Step 1: IAM Role Creation

Create IAM Role for EKS Cluster

aws iam create-role --role-name "$CLUSTER_ROLE_NAME" \
  --assume-role-policy-document file://"$CLUSTER_TRUST_FILE"

This role is assumed by the EKS control plane. The AmazonEKSClusterPolicy is attached for required permissions.

Create IAM Role for Worker Nodes

aws iam create-role --role-name "$NODE_ROLE_NAME" \
  --assume-role-policy-document file://"$NODE_TRUST_FILE"

This EC2-assumed role is used by the worker nodes. It includes:

  • AmazonEKSWorkerNodePolicy
  • AmazonEC2ContainerRegistryReadOnly
  • AmazonEKS_CNI_Policy

The script checks if roles exist before creating them and stores their ARNs for later use.

Step 2: VPC Provisioning via CloudFormation

aws cloudformation create-stack \
  --stack-name "$STACK_NAME" \
  --region "$REGION" \
  --template-url https://amazon-eks.s3.us-west-2.amazonaws.com/cloudformation/2020-06-10/amazon-eks-vpc-sample.yaml \
  --capabilities CAPABILITY_IAM

A default VPC is created using the official EKS sample template if it doesn't already exist. Subnet and security group IDs are extracted from the CloudFormation outputs.

Step 3: Create the EKS Cluster

aws eks create-cluster \
  --name "$CLUSTER_NAME" \
  --region "$REGION" \
  --kubernetes-version "$K8S_VERSION" \
  --role-arn "$CLUSTER_ROLE_ARN" \
  --resources-vpc-config subnetIds=$SUBNET1,$SUBNET2,securityGroupIds=$SECURITY_GROUP_ID

The cluster is created in the VPC subnets with the specified IAM role. The script waits until the cluster status is ACTIVE.

Step 4: Configure kubectl

aws eks update-kubeconfig --region "$REGION" --name "$CLUSTER_NAME"

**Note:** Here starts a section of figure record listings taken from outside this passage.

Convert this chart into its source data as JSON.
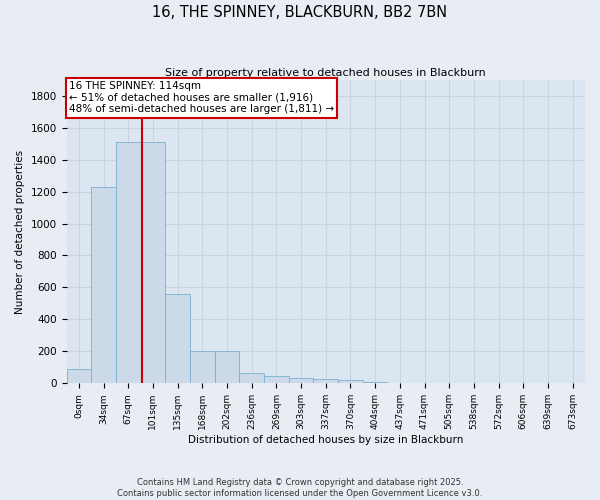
{
  "title": "16, THE SPINNEY, BLACKBURN, BB2 7BN",
  "subtitle": "Size of property relative to detached houses in Blackburn",
  "xlabel": "Distribution of detached houses by size in Blackburn",
  "ylabel": "Number of detached properties",
  "bar_color": "#ccd9e8",
  "bar_edge_color": "#7aafd4",
  "fig_bg_color": "#e8edf4",
  "ax_bg_color": "#dce6f0",
  "grid_color": "#c8d4e0",
  "categories": [
    "0sqm",
    "34sqm",
    "67sqm",
    "101sqm",
    "135sqm",
    "168sqm",
    "202sqm",
    "236sqm",
    "269sqm",
    "303sqm",
    "337sqm",
    "370sqm",
    "404sqm",
    "437sqm",
    "471sqm",
    "505sqm",
    "538sqm",
    "572sqm",
    "606sqm",
    "639sqm",
    "673sqm"
  ],
  "values": [
    90,
    1230,
    1510,
    1510,
    560,
    205,
    205,
    65,
    45,
    35,
    25,
    18,
    8,
    2,
    1,
    1,
    0,
    0,
    0,
    0,
    0
  ],
  "ylim": [
    0,
    1900
  ],
  "yticks": [
    0,
    200,
    400,
    600,
    800,
    1000,
    1200,
    1400,
    1600,
    1800
  ],
  "vline_x": 2.55,
  "vline_color": "#cc0000",
  "property_label": "16 THE SPINNEY: 114sqm",
  "annotation_line1": "← 51% of detached houses are smaller (1,916)",
  "annotation_line2": "48% of semi-detached houses are larger (1,811) →",
  "ann_box_fc": "#ffffff",
  "ann_box_ec": "#cc0000",
  "footer_line1": "Contains HM Land Registry data © Crown copyright and database right 2025.",
  "footer_line2": "Contains public sector information licensed under the Open Government Licence v3.0."
}
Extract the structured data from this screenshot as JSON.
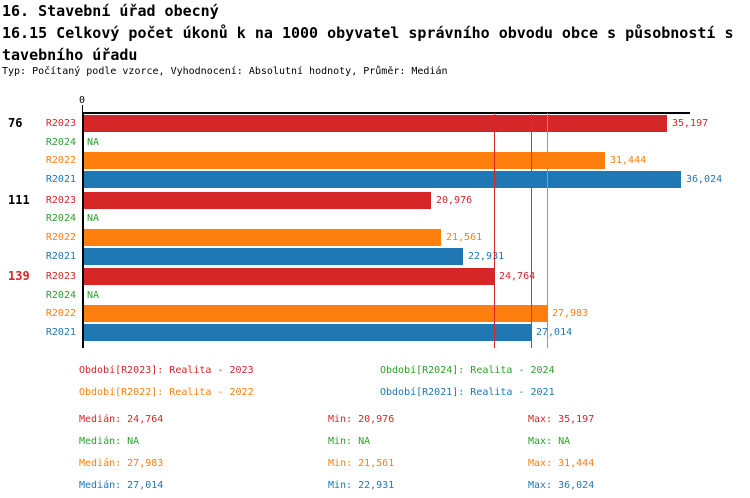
{
  "page": {
    "title_line1": "16. Stavební úřad obecný",
    "title_line2": "16.15 Celkový počet úkonů k na 1000 obyvatel správního obvodu obce s působností s",
    "title_line3": "tavebního úřadu",
    "subtitle": "Typ: Počítaný podle vzorce, Vyhodnocení: Absolutní hodnoty, Průměr: Medián"
  },
  "colors": {
    "r2023": "#d62728",
    "r2024": "#2ca02c",
    "r2022": "#ff7f0e",
    "r2021": "#1f77b4",
    "axis": "#000000",
    "group_label_default": "#000000",
    "group_label_highlight": "#d62728"
  },
  "chart_data": {
    "type": "bar",
    "orientation": "horizontal",
    "x_axis": {
      "origin_tick_label": "0",
      "min": 0,
      "max": 36.57,
      "gridlines": false
    },
    "series_order": [
      "R2023",
      "R2024",
      "R2022",
      "R2021"
    ],
    "na_text": "NA",
    "groups": [
      {
        "label": "76",
        "highlight": false,
        "bars": [
          {
            "series": "R2023",
            "value": 35.197,
            "display": "35,197",
            "color_key": "r2023"
          },
          {
            "series": "R2024",
            "value": null,
            "display": "NA",
            "color_key": "r2024"
          },
          {
            "series": "R2022",
            "value": 31.444,
            "display": "31,444",
            "color_key": "r2022"
          },
          {
            "series": "R2021",
            "value": 36.024,
            "display": "36,024",
            "color_key": "r2021"
          }
        ]
      },
      {
        "label": "111",
        "highlight": false,
        "bars": [
          {
            "series": "R2023",
            "value": 20.976,
            "display": "20,976",
            "color_key": "r2023"
          },
          {
            "series": "R2024",
            "value": null,
            "display": "NA",
            "color_key": "r2024"
          },
          {
            "series": "R2022",
            "value": 21.561,
            "display": "21,561",
            "color_key": "r2022"
          },
          {
            "series": "R2021",
            "value": 22.931,
            "display": "22,931",
            "color_key": "r2021"
          }
        ]
      },
      {
        "label": "139",
        "highlight": true,
        "bars": [
          {
            "series": "R2023",
            "value": 24.764,
            "display": "24,764",
            "color_key": "r2023"
          },
          {
            "series": "R2024",
            "value": null,
            "display": "NA",
            "color_key": "r2024"
          },
          {
            "series": "R2022",
            "value": 27.983,
            "display": "27,983",
            "color_key": "r2022"
          },
          {
            "series": "R2021",
            "value": 27.014,
            "display": "27,014",
            "color_key": "r2021"
          }
        ]
      }
    ],
    "median_lines": [
      {
        "series": "R2023",
        "value": 24.764,
        "color_key": "r2023"
      },
      {
        "series": "R2021",
        "value": 27.014,
        "color_key": "r2021"
      },
      {
        "series": "R2022",
        "value": 27.983,
        "color_key": "r2022"
      }
    ]
  },
  "legend": {
    "items": [
      {
        "label": "Období[R2023]: Realita - 2023",
        "color_key": "r2023",
        "col": 0,
        "row": 0
      },
      {
        "label": "Období[R2024]: Realita - 2024",
        "color_key": "r2024",
        "col": 1,
        "row": 0
      },
      {
        "label": "Období[R2022]: Realita - 2022",
        "color_key": "r2022",
        "col": 0,
        "row": 1
      },
      {
        "label": "Období[R2021]: Realita - 2021",
        "color_key": "r2021",
        "col": 1,
        "row": 1
      }
    ]
  },
  "stats": {
    "rows": [
      {
        "color_key": "r2023",
        "median": "Medián: 24,764",
        "min": "Min: 20,976",
        "max": "Max: 35,197"
      },
      {
        "color_key": "r2024",
        "median": "Medián: NA",
        "min": "Min: NA",
        "max": "Max: NA"
      },
      {
        "color_key": "r2022",
        "median": "Medián: 27,983",
        "min": "Min: 21,561",
        "max": "Max: 31,444"
      },
      {
        "color_key": "r2021",
        "median": "Medián: 27,014",
        "min": "Min: 22,931",
        "max": "Max: 36,024"
      }
    ]
  }
}
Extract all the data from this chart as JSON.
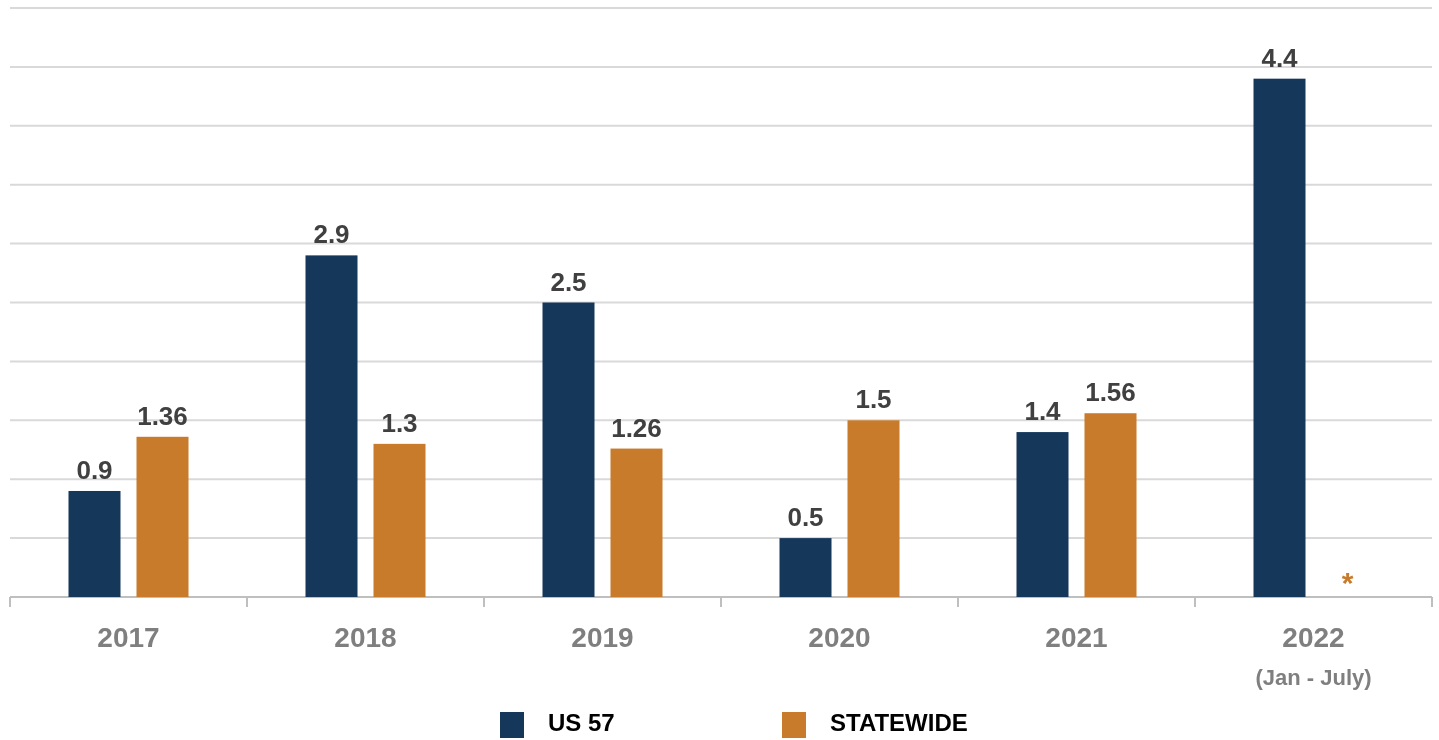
{
  "chart_data": {
    "type": "bar",
    "categories": [
      "2017",
      "2018",
      "2019",
      "2020",
      "2021",
      "2022\n(Jan - July)"
    ],
    "series": [
      {
        "name": "US 57",
        "color": "#14375a",
        "values": [
          0.9,
          2.9,
          2.5,
          0.5,
          1.4,
          4.4
        ]
      },
      {
        "name": "STATEWIDE",
        "color": "#c87b2a",
        "values": [
          1.36,
          1.3,
          1.26,
          1.5,
          1.56,
          null
        ]
      }
    ],
    "ylim": [
      0,
      5
    ],
    "yticks": [
      {
        "value": 0,
        "label": null
      },
      {
        "value": 0.5,
        "label": null
      },
      {
        "value": 1,
        "label": null
      },
      {
        "value": 1.5,
        "label": null
      },
      {
        "value": 2,
        "label": null
      },
      {
        "value": 2.5,
        "label": null
      },
      {
        "value": 3,
        "label": null
      },
      {
        "value": 3.5,
        "label": null
      },
      {
        "value": 4,
        "label": null
      },
      {
        "value": 4.5,
        "label": null
      },
      {
        "value": 5,
        "label": null
      }
    ],
    "grid": "y",
    "data_labels": true,
    "legend": "bottom",
    "tick_labels": "x",
    "annotations": [
      "*"
    ]
  }
}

This updates your kubeconfig so you can access the new cluster using kubectl.

Step 5: Create a Managed Node Group

aws eks create-nodegroup \
  --cluster-name "$CLUSTER_NAME" \
  --region "$REGION" \
  --nodegroup-name "$NODE_GROUP_NAME" \
  --subnets "$SUBNET1" "$SUBNET2" \
  --node-role "$NODE_ROLE_ARN" \
  --scaling-config minSize=1,maxSize=4,desiredSize=$NODE_COUNT \
  --instance-types "$NODE_TYPE" \
  --ami-type AL2_x86_64

The node group is launched in the same subnets. The script waits until the group is fully active before proceeding.

Final Output

kubectl get nodes

Confirms that the EKS cluster is fully operational and displays the active nodes.